Saturday, March 21, 2020

I Miss Sports So, So, So Much

I miss sports. I miss millionaires diving into billionaires to save a $150 basketball. I miss buzzer beaters, chin-high heaters, and even Astros cheaters. I miss one seeds and three putts and five holes. I miss Roger Federer faking his opponent so far the wrong way on a forehand that both guys have to laugh.
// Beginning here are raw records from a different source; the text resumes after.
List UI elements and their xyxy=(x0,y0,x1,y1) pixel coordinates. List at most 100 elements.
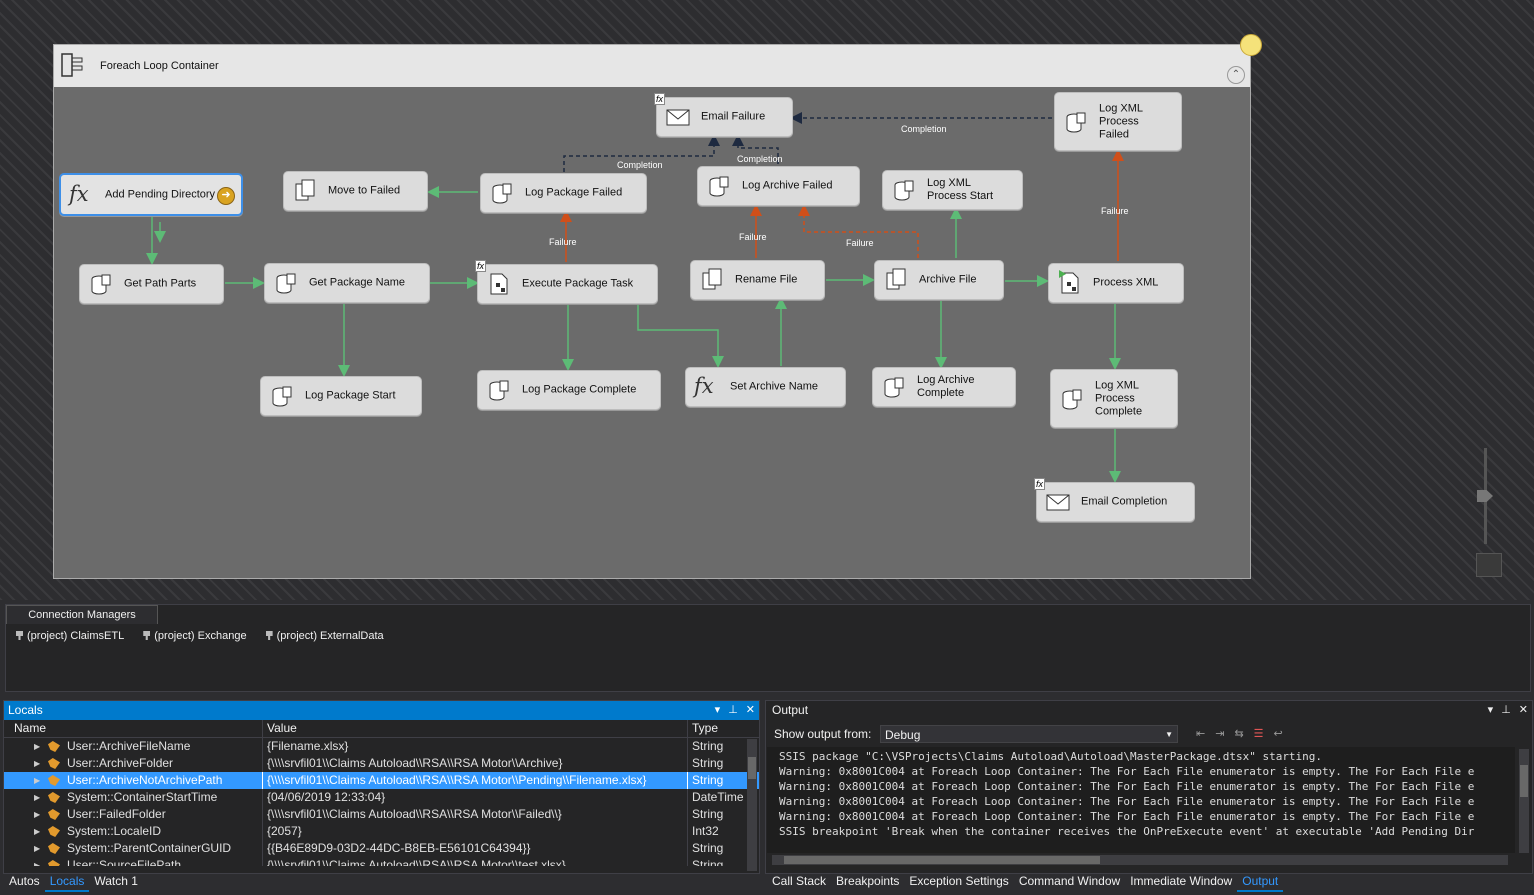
output-title: Output xyxy=(772,703,809,717)
word-wrap-icon[interactable]: ↩ xyxy=(1274,728,1293,740)
task-label: Get Path Parts xyxy=(124,277,197,290)
task-log-xml-process-start[interactable]: Log XML Process Start xyxy=(882,170,1023,210)
expand-icon[interactable]: ▶ xyxy=(34,857,40,866)
expand-icon[interactable]: ▶ xyxy=(34,789,40,806)
dropdown-icon[interactable]: ▾ xyxy=(1488,704,1494,716)
tab-breakpoints[interactable]: Breakpoints xyxy=(831,872,904,890)
task-label: Log XML Process Failed xyxy=(1099,102,1143,140)
task-log-package-complete[interactable]: Log Package Complete xyxy=(477,370,661,410)
task-move-to-failed[interactable]: Move to Failed xyxy=(283,171,428,211)
task-label: Execute Package Task xyxy=(522,277,634,290)
variable-name: System::ContainerStartTime xyxy=(67,790,218,804)
task-add-pending-directory[interactable]: fx Add Pending Directory ➜ xyxy=(59,173,243,216)
table-row[interactable]: ▶ User::FailedFolder {\\\\srvfil01\\Claims… xyxy=(4,806,759,823)
table-row[interactable]: ▶ System::ContainerStartTime {04/06/2019 1… xyxy=(4,789,759,806)
show-output-from-select[interactable]: Debug ▼ xyxy=(880,725,1178,743)
task-rename-file[interactable]: Rename File xyxy=(690,260,825,300)
scrollbar-thumb[interactable] xyxy=(1520,765,1528,797)
pin-icon[interactable]: ⊥ xyxy=(728,704,738,716)
expand-icon[interactable]: ▶ xyxy=(34,772,40,789)
control-flow-designer[interactable]: Foreach Loop Container ⌃ Completion Comp… xyxy=(0,0,1534,600)
variable-value: {\\\\srvfil01\\Claims Autoload\\RSA\\RSA… xyxy=(263,772,688,789)
output-window: Output ▾ ⊥ ✕ Show output from: Debug ▼ ⇤⇥⇆☰… xyxy=(765,700,1533,874)
task-get-path-parts[interactable]: Get Path Parts xyxy=(79,264,224,304)
execute-sql-task-icon xyxy=(1066,112,1086,132)
locals-scrollbar[interactable] xyxy=(747,739,757,871)
failure-label: Failure xyxy=(739,232,767,242)
tab-command-window[interactable]: Command Window xyxy=(1014,872,1125,890)
column-header-value[interactable]: Value xyxy=(263,720,688,737)
task-process-xml[interactable]: Process XML xyxy=(1048,263,1184,303)
table-row[interactable]: ▶ User::SourceFilePath {\\\\srvfil01\\Clai… xyxy=(4,857,759,866)
output-line: SSIS breakpoint 'Break when the containe… xyxy=(779,825,1475,838)
table-row[interactable]: ▶ System::LocaleID {2057} Int32 xyxy=(4,823,759,840)
expand-icon[interactable]: ▶ xyxy=(34,823,40,840)
goto-prev-icon[interactable]: ⇤ xyxy=(1196,728,1215,740)
task-archive-file[interactable]: Archive File xyxy=(874,260,1004,300)
column-header-name[interactable]: Name xyxy=(4,720,263,737)
send-mail-task-icon xyxy=(1046,494,1070,511)
failure-label: Failure xyxy=(846,238,874,248)
expand-icon[interactable]: ▶ xyxy=(34,840,40,857)
close-icon[interactable]: ✕ xyxy=(1519,704,1528,716)
dropdown-icon[interactable]: ▾ xyxy=(715,704,721,716)
tab-output[interactable]: Output xyxy=(1237,872,1284,892)
plug-icon xyxy=(143,631,151,640)
task-execute-package-task[interactable]: fx Execute Package Task xyxy=(475,260,658,304)
pin-icon[interactable]: ⊥ xyxy=(1501,704,1511,716)
expand-icon[interactable]: ▶ xyxy=(34,738,40,755)
task-label: Set Archive Name xyxy=(730,380,819,393)
zoom-fit-button[interactable] xyxy=(1476,553,1502,577)
task-email-completion[interactable]: fx Email Completion xyxy=(1034,478,1195,522)
table-row[interactable]: ▶ User::ArchiveFolder {\\\\srvfil01\\Claim… xyxy=(4,755,759,772)
task-set-archive-name[interactable]: fx Set Archive Name xyxy=(685,367,846,407)
execute-sql-task-icon xyxy=(1062,389,1082,409)
expression-task-icon: fx xyxy=(69,181,89,206)
script-task-icon xyxy=(276,273,296,294)
show-output-from-label: Show output from: xyxy=(774,727,872,741)
variable-type: String xyxy=(692,756,724,770)
tab-immediate-window[interactable]: Immediate Window xyxy=(1125,872,1237,890)
output-vscrollbar[interactable] xyxy=(1519,749,1529,853)
tab-call-stack[interactable]: Call Stack xyxy=(767,872,831,890)
variable-name: System::ParentContainerGUID xyxy=(67,841,232,855)
connection-managers-tab[interactable]: Connection Managers xyxy=(6,605,158,624)
close-icon[interactable]: ✕ xyxy=(746,704,755,716)
find-icon[interactable]: ⇆ xyxy=(1234,728,1253,740)
variable-value: {\\\\srvfil01\\Claims Autoload\\RSA\\RSA… xyxy=(263,755,688,772)
connection-manager-item[interactable]: (project) ExternalData xyxy=(265,630,384,642)
tab-autos[interactable]: Autos xyxy=(4,872,45,890)
expand-icon[interactable]: ▶ xyxy=(34,806,40,823)
task-log-archive-complete[interactable]: Log Archive Complete xyxy=(872,367,1016,407)
column-header-type[interactable]: Type xyxy=(688,720,752,737)
task-log-xml-process-failed[interactable]: Log XML Process Failed xyxy=(1054,92,1182,151)
execution-arrow-icon: ➜ xyxy=(217,186,235,205)
task-log-archive-failed[interactable]: Log Archive Failed xyxy=(697,166,860,206)
scrollbar-thumb[interactable] xyxy=(748,757,756,779)
tab-watch1[interactable]: Watch 1 xyxy=(89,872,143,890)
connection-manager-item[interactable]: (project) ClaimsETL xyxy=(16,630,124,642)
expand-icon[interactable]: ▶ xyxy=(34,755,40,772)
output-hscrollbar[interactable] xyxy=(772,855,1508,865)
task-log-xml-process-complete[interactable]: Log XML Process Complete xyxy=(1050,369,1178,428)
task-get-package-name[interactable]: Get Package Name xyxy=(264,263,430,303)
task-log-package-start[interactable]: Log Package Start xyxy=(260,376,422,416)
goto-next-icon[interactable]: ⇥ xyxy=(1215,728,1234,740)
task-log-package-failed[interactable]: Log Package Failed xyxy=(480,173,647,213)
tab-exception-settings[interactable]: Exception Settings xyxy=(904,872,1013,890)
variable-value: {\\\\srvfil01\\Claims Autoload\\RSA\\RSA… xyxy=(263,857,688,866)
tab-locals[interactable]: Locals xyxy=(44,872,90,892)
output-text[interactable]: SSIS package "C:\VSProjects\Claims Autol… xyxy=(767,747,1515,853)
output-tabstrip: Call Stack Breakpoints Exception Settings C… xyxy=(767,872,1284,895)
table-row[interactable]: ▶ System::ParentContainerGUID {{B46E89D9-0… xyxy=(4,840,759,857)
execute-sql-task-icon xyxy=(709,176,729,197)
clear-all-icon[interactable]: ☰ xyxy=(1254,728,1274,740)
scrollbar-thumb[interactable] xyxy=(784,856,1100,864)
task-email-failure[interactable]: fx Email Failure xyxy=(654,93,793,137)
variable-value: {Filename.xlsx} xyxy=(263,738,688,755)
locals-titlebar: Locals ▾ ⊥ ✕ xyxy=(4,701,759,720)
connection-manager-item[interactable]: (project) Exchange xyxy=(143,630,247,642)
table-row-selected[interactable]: ▶ User::ArchiveNotArchivePath {\\\\srvfil0… xyxy=(4,772,759,789)
table-row[interactable]: ▶ User::ArchiveFileName {Filename.xlsx} Str… xyxy=(4,738,759,755)
variable-value: {04/06/2019 12:33:04} xyxy=(263,789,688,806)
I quit full-time sportswriting six years ago partly because I was tired of the same old wheel, season after season, year after year—the Final Four to the NBA Finals to the World Series to the Super Bowl to the Final Four. But now that these events are inexplicably gone, I’d give my left pinky toe just to cuddle up with a cold beer and the Valero Texas Open.

This has never happened in American history. Sports is shut down, put up, and locked away. No March Madness, no NBA, no NHL, no golf, no tennis, no spring training, no NASCAR, no nothing. All I have is these two guys hitting a ball from one high-rise-apartment window to the other. I’ve watched it 11 times now.
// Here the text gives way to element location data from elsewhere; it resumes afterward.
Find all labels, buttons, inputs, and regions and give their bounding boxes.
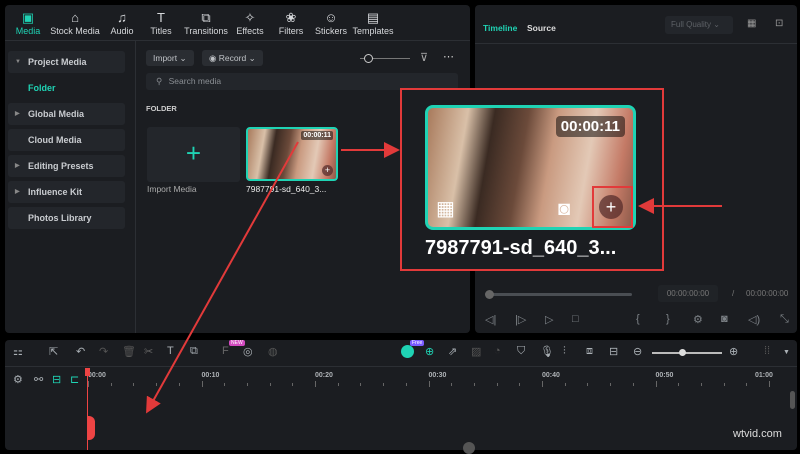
arrow-to-timeline xyxy=(146,141,299,414)
annotation-arrows xyxy=(146,141,722,414)
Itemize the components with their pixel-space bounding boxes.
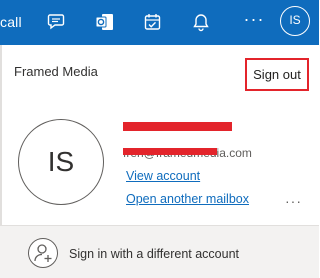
more-icon[interactable]: ···: [243, 8, 265, 32]
add-person-icon: [28, 238, 58, 268]
email-redaction: [123, 148, 217, 155]
sign-out-button[interactable]: Sign out: [245, 58, 309, 91]
sign-in-different-account-button[interactable]: Sign in with a different account: [0, 226, 319, 278]
chat-icon[interactable]: [45, 10, 69, 34]
calendar-check-icon[interactable]: [141, 10, 165, 34]
top-bar: call ··· IS: [0, 0, 319, 45]
account-panel: Framed Media Sign out IS fren@framedmedi…: [0, 45, 319, 278]
sign-in-different-account-label: Sign in with a different account: [69, 247, 240, 261]
name-redaction: [123, 122, 232, 131]
office-icon[interactable]: [93, 10, 117, 34]
account-avatar-button[interactable]: IS: [280, 6, 310, 36]
open-another-mailbox-link[interactable]: Open another mailbox: [126, 192, 249, 206]
view-account-link[interactable]: View account: [126, 169, 200, 183]
bell-icon[interactable]: [189, 10, 213, 34]
more-options-icon[interactable]: ···: [285, 193, 302, 209]
account-avatar: IS: [18, 119, 104, 205]
organization-name: Framed Media: [14, 64, 98, 79]
call-label-fragment: call: [0, 14, 22, 30]
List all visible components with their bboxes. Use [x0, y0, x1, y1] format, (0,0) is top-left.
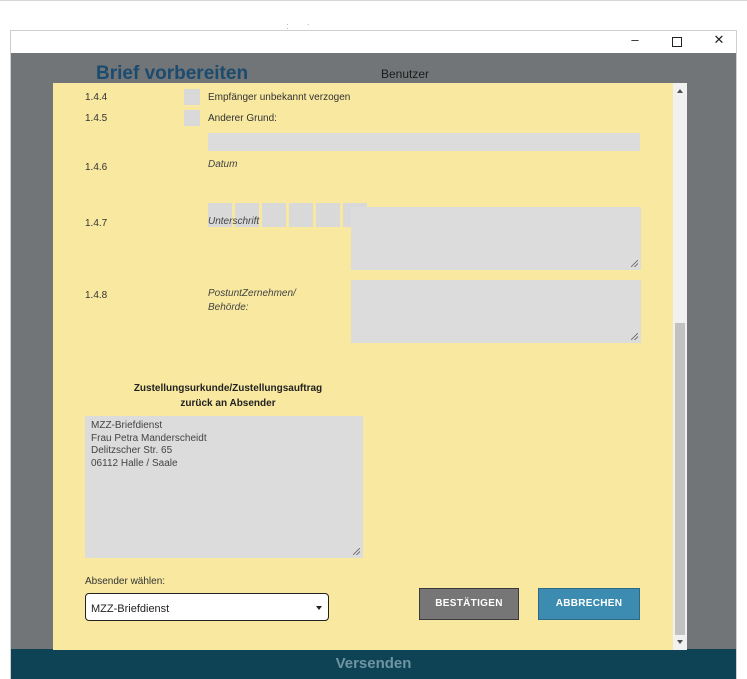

I know we’re doing the right thing. Until the coronavirus calms down, Americans have to stay away from one another, and sports are the opposite of that. Fans, athletes, refs, writers, popcorn vendors, and sweat-mop boys have to avoid all contact. So, you know, just pretend you play for the Cleveland Browns.

The other day, I read the saddest paragraph in sports history. It was in a how-to-isolate-yourself directive: “Shooting hoops solo is OK … Also permitted: hitting a tennis ball against a backboard.” (Cue soft whimpering.)

Here’s how bad it’s gotten: The other day I came upon two teenage boys throwing a football in the alley near my home. I stopped. My sports-starved brain took over from there. The lefty has a nice tight spiral, but I don’t like his footwork. I’d like to see the redhead catch more with his hands than his body. Still—Suddenly, I noticed they were looking at me like they were about to dial 911.

What do we do with ourselves? After Pearl Harbor, Franklin D. Roosevelt persuaded baseball’s commissioner, Kenesaw Landis, to keep baseball going to take people’s minds off the war. A week after 9/11, baseball was back on. But even sports can’t get us through this. It’s a planet-wide stoppage until … who knows? And when they do finally come back, Tom Brady won’t even be wearing a New England Patriots uniform. We are through the looking glass, people.